Salaries paid via MEPs’ assistance allowance must not fund party work. The EU’s anti-fraud watchdog Olaf has been investigating some of Agnew’s fellow MEPs over a similar matter.
The day after the meeting, Agnew spoke on the phone to the reporter a number of times. He said he had talked to Pearson about the possibility of making the donation to UKIP via Global Britain.
“He did confirm that two anonymous donations can be made. Up to £7,500 can be made directly to the party and £25,000 to Global Britain,” he said, describing the latter method as a “loophole”. “If your aunt is willing to give us £32,500 [£25,000 plus £7,500] then it can be done anonymously.”
Another undercover reporter then spoke to Pearson, who said the money given to his unincorporated association would be passed “straight on” to UKIP: “I could pass it on the same day.”

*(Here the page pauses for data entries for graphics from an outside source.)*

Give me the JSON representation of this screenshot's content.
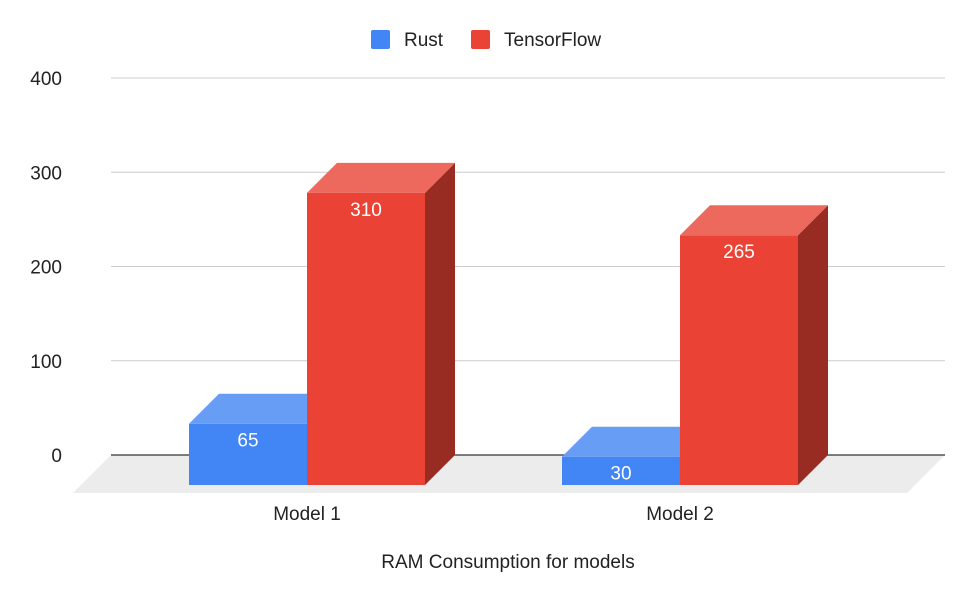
{
  "chart_data": {
    "type": "bar",
    "style": "3d-column",
    "title": "",
    "xlabel": "RAM Consumption for models",
    "ylabel": "",
    "categories": [
      "Model 1",
      "Model 2"
    ],
    "series": [
      {
        "name": "Rust",
        "values": [
          65,
          30
        ],
        "color": "#4285f4"
      },
      {
        "name": "TensorFlow",
        "values": [
          310,
          265
        ],
        "color": "#ea4335"
      }
    ],
    "ylim": [
      0,
      400
    ],
    "yticks": [
      "0",
      "100",
      "200",
      "300",
      "400"
    ],
    "data_labels": true,
    "grid": true,
    "legend_position": "top"
  }
}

He insisted: “The Electoral Commission knows that we will be doing all this, because someone else who is a major Conservative donor also wanted similar anonymity. The main thing is that it mustn’t be a straight filter.”
Asked if he could guarantee her name would not come out, he said: “Yes, we did it in the European elections [in 2009]. We passed on £80,000 from one person in effect ... and that caused no difficulty at all.” He said he would check with the Electoral Commission and “if there was any doubt I would honestly rather go without rather than risk it”.

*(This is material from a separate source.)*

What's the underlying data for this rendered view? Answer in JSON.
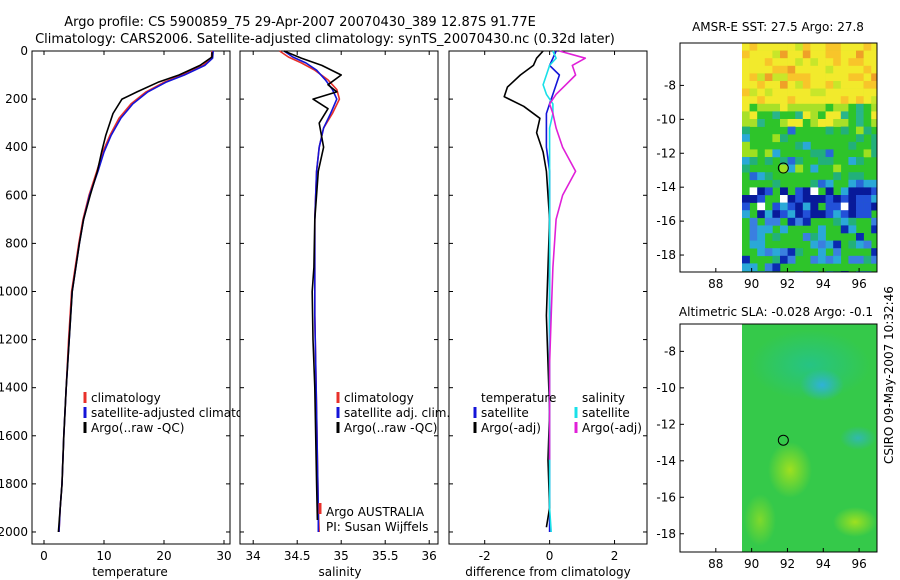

When confronted, Pearson said he thought unincorporated associations were allowed to pass on donations of not more than £25,000 directly. He also said he would have given the donor’s name to the commission, although he said he was “not sure” if he had passed on the name of Patrick Barbour, a former Tory donor who he said was the person who donated £80,000 to UKIP through them last year. He claimed Barbour had given Global Britain £100,000 saying he would be “happy” if most of it went to UKIP.
He explained why he thought Barbour had wanted to stay anonymous: “He’d rather the Conservative party didn’t know he was giving that sort of money, you know,” he said.
He said: “It still is my understanding that I do not think that what I said yesterday to your [undercover] reporter is wrong. I’m sorry if it is, and I’ll apologise.” Pearson said he was regularly in touch with the commission over Global Britain and donations.
Agnew said: “It’s not cut and dried and the acts are complicated. The law is often very difficult to interpret.”
Bannerman denied Reeve did no work for him and Agnew. He said Reeve worked for UKIP only “in his spare time”. Reeve agreed.
Farage said: “I said to Stuart Agnew, I can’t take this any further, that she [the aunt] would have to come and meet face to face with Lord Pearson and talk about it.”
Barbour said of his donation last year: “I am pretty sure that I left it up to [Pearson’s] discretion what it was spent on.”
In a later call he said he had not given to Global Britain in order to conceal an anonymous donation to UKIP.
A spokesman for the commission said it would take “appropriate action” if breaches of the rules had occurred.